Designed in California, Assembled in China
There is a now-famous story involving the release of the iPhone in 2007. The late Apple CEO Steve Jobs was carrying the prototype in his pocket about one month prior to its release, and discovered that his keys, also in his pocket, were scratching the plastic screen. Known as a stickler for design perfection, Jobs reportedly gathered his fellow executives in a room and told them (angrily), “I want a glass screen, and I want it perfect in six weeks.”1 This demand would have implications for a factory complex in China, called Foxconn, where iPhones are assembled. When the order trickled down to a Foxconn foreman, he woke up 8,000 workers in the middle of the night, gave them a biscuit and a cup of tea, and then started them on twelve-hour shifts fitting glass screens into the iPhone frames. Within four days, Foxconn workers were churning out ten thousand iPhones daily.
On its sleek packaging, Apple proudly proclaims that its products are “Designed by Apple in California,” a slogan that evokes beaches, sunshine, and Silicon Valley—where the best and brightest in American engineering ingenuity reside. The products also say, usually in a less visible location, “Assembled in China,” which suggests little, except that the components of the iPhone, iPad, iPod, or Apple computer were put together in a factory in the world’s most populous country.
It wasn’t until 2012 that most Apple customers learned that China’s Foxconn was the company where their devices are assembled. Investigative reports by the New York Times revealed a company with ongoing problems with labor conditions and worker safety, including fatal explosions and a spate of worker suicides.2 (Foxconn responded in part by erecting nets around its buildings to prevent fatal jumps.)
Foxconn (also known as Hon Hai Precision Industry Co., Ltd., with headquarters in Taiwan) is China’s largest and most prominent private employer with 1.2 million employees—more than any American company except Walmart. Foxconn assembles an incredible 40 percent of the world’s electronics, and earns more revenue than ten of its competitors combined.3 And Foxconn is not just Apple’s favorite place to outsource production; nearly every global electronics company is connected to the manufacturing giant: Amazon (Kindle), Microsoft (Xbox), Sony (PlayStation), Dell, Hewlett-Packard, IBM, Motorola, and Toshiba all feed their products to the vast Foxconn factory network.
Behind this manufacturing might is a network of factories now legendary for its enormity. Foxconn’s largest factory compound is in Shenzhen. Dubbed “Factory City,” it employs roughly 300,000 people—all squeezed into one square mile, many of whom live in the dormitories (dorms sleep seven to a room) on the Foxconn campus.4 Workers, many of whom come from rural areas in China, often start a shift at 4 A.M. and work until late at night, performing monotonous, routinized work—for example, filing the aluminum shavings from iPad casings six thousand times a day.

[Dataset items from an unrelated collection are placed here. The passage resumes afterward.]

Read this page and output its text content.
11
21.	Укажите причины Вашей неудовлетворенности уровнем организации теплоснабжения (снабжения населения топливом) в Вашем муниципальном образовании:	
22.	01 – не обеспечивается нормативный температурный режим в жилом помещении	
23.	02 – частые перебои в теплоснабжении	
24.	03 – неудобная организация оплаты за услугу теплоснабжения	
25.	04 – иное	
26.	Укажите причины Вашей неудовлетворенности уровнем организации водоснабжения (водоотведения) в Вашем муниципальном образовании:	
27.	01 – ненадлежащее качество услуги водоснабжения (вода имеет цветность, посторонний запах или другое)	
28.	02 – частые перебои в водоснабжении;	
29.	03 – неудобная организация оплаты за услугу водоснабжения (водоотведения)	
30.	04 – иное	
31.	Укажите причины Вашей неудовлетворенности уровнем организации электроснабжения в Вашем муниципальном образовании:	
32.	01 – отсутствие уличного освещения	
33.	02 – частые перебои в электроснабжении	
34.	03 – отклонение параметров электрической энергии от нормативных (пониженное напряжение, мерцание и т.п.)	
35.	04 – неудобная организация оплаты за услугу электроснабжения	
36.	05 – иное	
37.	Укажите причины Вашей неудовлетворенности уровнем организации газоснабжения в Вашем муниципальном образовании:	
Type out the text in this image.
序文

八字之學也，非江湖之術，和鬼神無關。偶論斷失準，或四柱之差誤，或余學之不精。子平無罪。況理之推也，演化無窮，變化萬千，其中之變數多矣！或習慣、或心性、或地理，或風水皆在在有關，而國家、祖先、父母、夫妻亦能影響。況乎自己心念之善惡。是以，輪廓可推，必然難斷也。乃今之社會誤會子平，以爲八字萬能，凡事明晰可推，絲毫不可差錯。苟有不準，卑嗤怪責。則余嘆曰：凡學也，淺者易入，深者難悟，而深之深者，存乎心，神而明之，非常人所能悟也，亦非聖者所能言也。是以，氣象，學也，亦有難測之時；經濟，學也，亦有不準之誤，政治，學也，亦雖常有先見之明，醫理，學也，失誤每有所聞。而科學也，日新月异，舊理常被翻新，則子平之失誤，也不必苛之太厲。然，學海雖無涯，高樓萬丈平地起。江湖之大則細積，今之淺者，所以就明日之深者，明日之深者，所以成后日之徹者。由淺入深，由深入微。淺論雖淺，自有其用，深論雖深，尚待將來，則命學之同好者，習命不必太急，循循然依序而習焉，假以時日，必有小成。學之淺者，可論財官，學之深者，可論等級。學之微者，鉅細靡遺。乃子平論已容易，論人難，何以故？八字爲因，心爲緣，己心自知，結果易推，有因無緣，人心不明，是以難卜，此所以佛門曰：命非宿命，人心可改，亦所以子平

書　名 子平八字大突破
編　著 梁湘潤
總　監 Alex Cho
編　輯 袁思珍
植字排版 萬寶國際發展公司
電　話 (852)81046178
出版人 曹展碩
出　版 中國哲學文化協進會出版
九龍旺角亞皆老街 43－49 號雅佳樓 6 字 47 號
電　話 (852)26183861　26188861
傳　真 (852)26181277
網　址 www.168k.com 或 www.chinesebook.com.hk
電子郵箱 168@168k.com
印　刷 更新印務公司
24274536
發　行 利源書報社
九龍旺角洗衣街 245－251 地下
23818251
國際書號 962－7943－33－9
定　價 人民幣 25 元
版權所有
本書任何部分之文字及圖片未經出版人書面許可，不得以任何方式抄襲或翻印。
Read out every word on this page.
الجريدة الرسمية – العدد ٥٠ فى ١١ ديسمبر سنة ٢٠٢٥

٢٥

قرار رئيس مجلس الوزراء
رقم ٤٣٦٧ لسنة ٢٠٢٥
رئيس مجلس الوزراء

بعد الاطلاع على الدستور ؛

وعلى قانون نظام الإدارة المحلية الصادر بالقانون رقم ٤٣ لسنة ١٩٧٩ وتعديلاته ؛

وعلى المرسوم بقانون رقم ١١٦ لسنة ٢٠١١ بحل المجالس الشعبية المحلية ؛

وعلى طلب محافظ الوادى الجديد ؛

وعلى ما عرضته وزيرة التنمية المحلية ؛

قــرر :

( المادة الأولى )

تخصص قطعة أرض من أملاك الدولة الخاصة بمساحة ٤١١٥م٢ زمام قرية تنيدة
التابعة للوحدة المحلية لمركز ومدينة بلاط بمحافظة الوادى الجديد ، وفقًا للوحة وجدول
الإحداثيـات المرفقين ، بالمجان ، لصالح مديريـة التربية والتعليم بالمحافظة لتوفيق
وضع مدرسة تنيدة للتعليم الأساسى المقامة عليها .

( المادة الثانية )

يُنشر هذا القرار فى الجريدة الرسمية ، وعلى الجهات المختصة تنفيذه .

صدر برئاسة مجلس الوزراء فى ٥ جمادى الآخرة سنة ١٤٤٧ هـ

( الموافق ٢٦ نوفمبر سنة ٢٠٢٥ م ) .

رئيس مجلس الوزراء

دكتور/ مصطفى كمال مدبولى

Thousands of these full-time workers are under the age of eighteen.
Conditions at Foxconn might, in some ways, be better than the conditions in the poverty-stricken small villages from which most of its workers come. But the low pay, long hours, dangerous work conditions, and suicide nets are likely not what the young workers had hoped for when they left their families behind.
In light of the news reports about the problems at Foxconn, Apple joined the Fair Labor Association (FLA), an international nonprofit that monitors labor conditions. The FLA inspected factories and surveyed more than 35,000 Foxconn workers. Their 2012 study verified a range of serious issues. Workers regularly labored more than sixty hours per week, with some employees working more than seven days in a row. Other workers weren’t compensated for overtime. More than 43 percent of the workers reported they had witnessed or experienced an accident, and 64 percent of the employees surveyed said that the compensation does not meet their basic needs. In addition, the FLA found the labor union at Foxconn an unsatisfactory channel for addressing worker concerns, as representatives from the management dominated the union’s membership.5
Apple now boasts on its Web site that it is the first technology company to be admitted to the Fair Labor Association. But Apple might not have taken that step had it not been for the New York Times investigative reports and the intense public scrutiny that followed. What is the role of consumers in ensuring that Apple and other companies are ethical and transparent in the treatment of the workers who make our electronic devices?